La Relève consiste à envoyer en Allemagne trois ouvriers contre le rapatriement d’un prisonnier. Les volontaires sont très peu nombreux. Cette politique se durcit encore avec la création du STO (service du travail obligatoire) en 1943 puis avec l’occupation par les Allemands de la zone sud. Les réfractaires se multiplient dénotant, écrit Yves Bravard : « la tendance de l’opinion savoyarde à basculer plus nettement encore dans l’opposition au régime de Vichy ». Désormais, dans la presse, les prisonniers de guerre sont moins présents, non pas que les familles et la population les aient oubliés mais parce que à nouveau les malheurs de la guerre (bombardements, arrestations, persécutions) occupent le premier plan.

Les deuils et les ruines s'amoncellent en Savoie (collection privée)
Les deuils et les ruines s’amoncellent en Savoie (collection privée)

Les bombardements visent principalement les grandes villes et les centres industriels, les communications ferroviaires et les gares de Savoie et de Haute-Savoie. Ce sont les bombardements de Modane à l’automne 1943 qui vont plonger les populations urbaines de la Savoie dans la terreur aérienne. Le 16 septembre, 300 avions américains déversent sur Modane ville un tapis de bombes pour détruire les infrastructures ferroviaires. On dénombre 60 morts, 150 blessés et 300 maisons détruites. Le plus terrible pour la population sera l’attaque de Modane gare dans la nuit du 10 au 11 novembre. C’est la RAF qui intervient, détruisant en grandes parties les installations ferroviaires et faisant 8 victimes civiles. D’après des témoignages, certains habitants de Modane et de Lanslebourg seraient venus se réfugier dans l’Albanais.
En 1944, les mois de mai et juin, allaient être des moments terribles pour les civils. Le 10 mai, Annecy est bombardée une nouvelle fois, les Alliés détruisant une importante usine de roulements. Le 26 mai, c’est Chambéry qui se trouvent sous les bombes américaines.

Le lycée de Jeunes Filles partiellement détruit (collection privée)
Le lycée de Jeunes Filles partiellement détruit (collection privée)

Dans « Lumière au bout de la nuit », l’écrivain Henry Bordeaux décrit le bombardement : « De ma galerie je voyais venir les avions, comme des points blancs dans le soleil, mais je les entendais plus encore que je ne les voyais.

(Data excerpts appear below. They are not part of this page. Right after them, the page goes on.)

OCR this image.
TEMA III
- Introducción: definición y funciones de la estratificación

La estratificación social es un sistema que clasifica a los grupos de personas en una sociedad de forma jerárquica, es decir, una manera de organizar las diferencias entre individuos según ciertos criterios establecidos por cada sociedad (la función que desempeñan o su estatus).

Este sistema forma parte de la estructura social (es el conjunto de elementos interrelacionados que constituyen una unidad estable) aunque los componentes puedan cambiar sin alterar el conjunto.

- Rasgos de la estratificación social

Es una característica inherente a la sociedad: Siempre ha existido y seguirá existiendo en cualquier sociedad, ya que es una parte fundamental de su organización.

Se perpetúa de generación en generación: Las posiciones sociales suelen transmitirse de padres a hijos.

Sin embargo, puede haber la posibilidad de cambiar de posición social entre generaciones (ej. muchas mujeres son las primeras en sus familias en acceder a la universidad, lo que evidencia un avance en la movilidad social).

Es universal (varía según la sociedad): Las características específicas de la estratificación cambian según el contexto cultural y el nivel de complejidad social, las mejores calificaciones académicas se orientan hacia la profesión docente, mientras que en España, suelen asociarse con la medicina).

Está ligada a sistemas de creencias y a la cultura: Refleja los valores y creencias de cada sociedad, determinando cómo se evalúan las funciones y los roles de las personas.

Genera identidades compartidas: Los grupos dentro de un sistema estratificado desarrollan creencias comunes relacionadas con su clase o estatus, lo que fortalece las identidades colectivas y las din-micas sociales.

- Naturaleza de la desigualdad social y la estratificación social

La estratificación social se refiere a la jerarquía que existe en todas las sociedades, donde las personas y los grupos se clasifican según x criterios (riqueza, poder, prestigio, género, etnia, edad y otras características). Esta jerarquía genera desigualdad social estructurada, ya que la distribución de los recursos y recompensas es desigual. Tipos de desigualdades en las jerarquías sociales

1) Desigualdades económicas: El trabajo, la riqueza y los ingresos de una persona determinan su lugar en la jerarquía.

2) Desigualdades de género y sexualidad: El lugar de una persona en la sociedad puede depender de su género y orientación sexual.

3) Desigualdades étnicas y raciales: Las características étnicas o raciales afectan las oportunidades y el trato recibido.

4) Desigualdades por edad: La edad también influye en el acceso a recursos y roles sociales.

Ils passaient par escadres de 40 ou 50. Malgré l’alerte j’espérais qu’ils traverseraient notre ciel sans arrêt… Puis, subitement, une série de bombes sur Chambéry, pendant près de dix minutes, et aussitôt des colonnes de fumée noire. Chambéry fut couverte d’un immense voile de deuil ». La ville est particulièrement touchée par le raid de 72 avions B24 qui en quelques minutes déverse 720 bombes. L’historien A. Palluel-Guillard donne les précisons chiffrées suivantes : « 120 morts immédiats, 300 blessés dont un tiers ne put survivre, 3000 sinistrés, un quart de la vieille ville anéanti par les bombes et les incendies ». Au Lycée de jeunes filles en partie détruit, on compte quatre personnes décédées : la sous- intendante, une maîtresse d’internat, la cuisinière et une de ses aides. Des personnes de passage comptent parmi les victimes comme nous l’apprend le Journal du Commerce : « M. C. Eugène, cultivateur, du hameau d’Orly (Albens), s’était rendu à Cognin. C’est à son retour, accompagné de son fils, en traversant Chambéry qu’il a été atteint par un éclat de bombe. Monsieur C, ancien combattant de la guerre de 1914-18, était très estimé ». Quant au nœud ferroviaire qui était la cible véritable, les dégâts sont importants mais pas à la hauteur de « l’investissement ». On trouve dans un article de « Rail Savoie » les précisions suivantes : « Les installations ainsi que les locomotives présentes sont fortement endommagées, surtout au niveau du dépôt. Sur 54 locomotives présentes, 24 électriques et 15 vapeurs sont détruites ».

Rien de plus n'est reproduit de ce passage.